Die SpVg Bönen ist eine Derbymannschaft: Zwei Siegen – auch Nordbögge schlugen die Bönener im Hinspiel mit 3:1 – und einem 1:1-Remis gegen den VfK steht nur eben jene Niederlage gegen Flierich gegenüber. Wobei der Sieg dem Umstand geschuldet war, dass das erste Spiel wegen Gewitters abgebrochen wurde. „Das war schon ein Aufreger. Wir hatten es ja eigentlich verloren“, so Bednarek, „aber die Neuansetzung dann gewonnen.“

Keine Frage. Das Derby am Sonntag wollen beide gewinnen. „Obwohl das gegen Nordbögge für uns das wichtigere ist, das ist schließlich eine erste Mannschaft. Ich habe uns gegen den VfK auch gar nicht so schlecht gesehen“, betont Henkel. „Aber egal, ob zweite oder dritte Mannschaft, ein Derby will man immer gewinnen.“ Schließlich gilt es, im Falle der Niederlage den Frotzeleien im Dorf zu entgehen. „Es ist anders als ein normales Spiel“, sagt auch Bednarek, „wir sind heiß.“ Geredet werde schon im Training unter der Woche über den Derbygegner, unter den Spielern und mehr als über die Kontrahenten aus Hamm.

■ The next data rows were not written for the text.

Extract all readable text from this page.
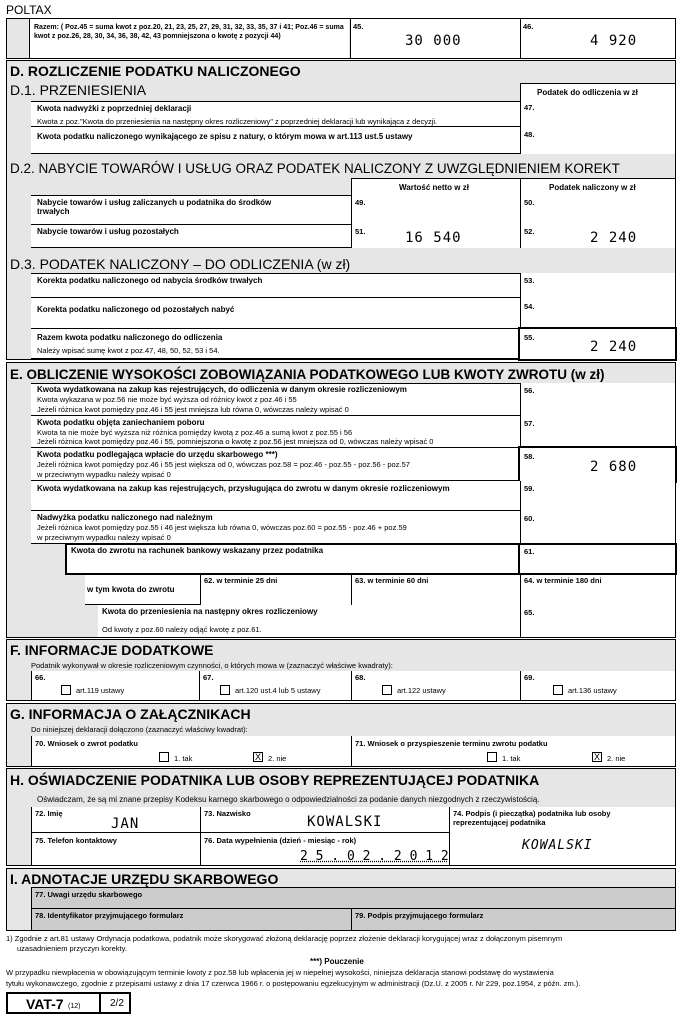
POLTAX
Razem: ( Poz.45 = suma kwot z poz.20, 21, 23, 25, 27, 29, 31, 32, 33, 35, 37 i 41; Poz.46 = suma kwot z poz.26, 28, 30, 34, 36, 38, 42, 43 pomniejszona o kwotę z pozycji 44)
45.
30 000
46.
4 920
D. ROZLICZENIE PODATKU NALICZONEGO
D.1. PRZENIESIENIA	Podatek do odliczenia w zł
Kwota nadwyżki z poprzedniej deklaracji
Kwota z poz."Kwota do przeniesienia na następny okres rozliczeniowy" z poprzedniej deklaracji lub wynikająca z decyzji.
47.
Kwota podatku naliczonego wynikającego ze spisu z natury, o którym mowa w art.113 ust.5 ustawy	48.
D.2. NABYCIE TOWARÓW I USŁUG ORAZ PODATEK NALICZONY Z UWZGLĘDNIENIEM KOREKT
Wartość netto w zł	Podatek naliczony w zł
Nabycie towarów i usług zaliczanych u podatnika do środków trwałych
49.	50.
Nabycie towarów i usług pozostałych	51.	16 540	52.	2 240
D.3. PODATEK NALICZONY – DO ODLICZENIA (w zł)
Korekta podatku naliczonego od nabycia środków trwałych	53.
Korekta podatku naliczonego od pozostałych nabyć	54.
Razem kwota podatku naliczonego do odliczenia
Należy wpisać sumę kwot z poz.47, 48, 50, 52, 53 i 54.
55.
2 240
E. OBLICZENIE WYSOKOŚCI ZOBOWIĄZANIA PODATKOWEGO LUB KWOTY ZWROTU (w zł)
Kwota wydatkowana na zakup kas rejestrujących, do odliczenia w danym okresie rozliczeniowym
Kwota wykazana w poz.56 nie może być wyższa od różnicy kwot z poz.46 i 55
Jeżeli różnica kwot pomiędzy poz.46 i 55 jest mniejsza lub równa 0, wówczas należy wpisać 0
56.
Kwota podatku objęta zaniechaniem poboru
Kwota ta nie może być wyższa niż różnica pomiędzy kwotą z poz.46 a sumą kwot z poz.55 i 56
Jeżeli różnica kwot pomiędzy poz.46 i 55, pomniejszona o kwotę z poz.56 jest mniejsza od 0, wówczas należy wpisać 0
57.
Kwota podatku podlegająca wpłacie do urzędu skarbowego ***)
Jeżeli różnica kwot pomiędzy poz.46 i 55 jest większa od 0, wówczas poz.58 = poz.46 - poz.55 - poz.56 - poz.57
w przeciwnym wypadku należy wpisać 0
58.
2 680
Kwota wydatkowana na zakup kas rejestrujących, przysługująca do zwrotu w danym okresie rozliczeniowym	59.
Nadwyżka podatku naliczonego nad należnym
Jeżeli różnica kwot pomiędzy poz.55 i 46 jest większa lub równa 0, wówczas poz.60 = poz.55 - poz.46 + poz.59
w przeciwnym wypadku należy wpisać 0
60.
Kwota do zwrotu na rachunek bankowy wskazany przez podatnika	61.
w tym kwota do zwrotu
62. w terminie 25 dni	63. w terminie 60 dni	64. w terminie 180 dni
Kwota do przeniesienia na następny okres rozliczeniowy
Od kwoty z poz.60 należy odjąć kwotę z poz.61.
65.
F. INFORMACJE DODATKOWE
Podatnik wykonywał w okresie rozliczeniowym czynności, o których mowa w (zaznaczyć właściwe kwadraty):
66.
art.119 ustawy
67.
art.120 ust.4 lub 5 ustawy
68.
art.122 ustawy
69.
art.136 ustawy
G. INFORMACJA O ZAŁĄCZNIKACH
Do niniejszej deklaracji dołączono (zaznaczyć właściwy kwadrat):
70. Wniosek o zwrot podatku
1. tak	X 2. nie
71. Wniosek o przyspieszenie terminu zwrotu podatku
1. tak	X 2. nie
H. OŚWIADCZENIE PODATNIKA LUB OSOBY REPREZENTUJĄCEJ PODATNIKA
Oświadczam, że są mi znane przepisy Kodeksu karnego skarbowego o odpowiedzialności za podanie danych niezgodnych z rzeczywistością.
72. Imię
JAN
73. Nazwisko
KOWALSKI
74. Podpis (i pieczątka) podatnika lub osoby reprezentującej podatnika
KOWALSKI
75. Telefon kontaktowy	76. Data wypełnienia (dzień - miesiąc - rok)
2 5 . 0 2 . 2 0 1 2
I. ADNOTACJE URZĘDU SKARBOWEGO
77. Uwagi urzędu skarbowego
78. Identyfikator przyjmującego formularz	79. Podpis przyjmującego formularz
1) Zgodnie z art.81 ustawy Ordynacja podatkowa, podatnik może skorygować złożoną deklarację poprzez złożenie deklaracji korygującej wraz z dołączonym pisemnym
uzasadnieniem przyczyn korekty.
***) Pouczenie
W przypadku niewpłacenia w obowiązującym terminie kwoty z poz.58 lub wpłacenia jej w niepełnej wysokości, niniejsza deklaracja stanowi podstawę do wystawienia
tytułu wykonawczego, zgodnie z przepisami ustawy z dnia 17 czerwca 1966 r. o postępowaniu egzekucyjnym w administracji (Dz.U. z 2005 r. Nr 229, poz.1954, z późn. zm.).
VAT-7 (12)	2/2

„Es ist doch eine besondere Atmosphäre. Es sind mehr Leute am Platz“, erklärt Bednarek, „wir sind aufgeregter, da ist mehr Adrenalin im Spiel.“ Das seine Spielvereinigung gleich direkt hintereinander auf die Ortsrivalen trifft, findet der Bönener weniger prickelnd. „Wir hatten das, glaube ich, noch nie. Ich find es auch ein bisschen schade.“

Späte Ansetzungen für Bönener Duelle

Bednarek bringt einen anderen Aspekt ins Spiel. Die beiden Derbys der Hinrunde finden recht spät statt. Am Sonntag ist bereits der vorletzte Spieltag der Hinrunde, das Spiel der Bönener gegen Nordbögge der Abschluss der ersten Halbserie.

Das hat zur Folge, dass die Rückspiele auch spät in der Saison angesetzt sind. Dass das letzte Derby gegen den VfK möglicherweise unter Erfolgsdruck abläuft. „Vielleicht spielt dann da auch die Ligasituation mit rein, das macht die Sache schärfer“, befürchtet Bednarek. In der vergangenen Saison standen Nordbögge und die Bönener im Abstiegskampf. Nordbögge stieg bekanntlich sportlich sogar ab.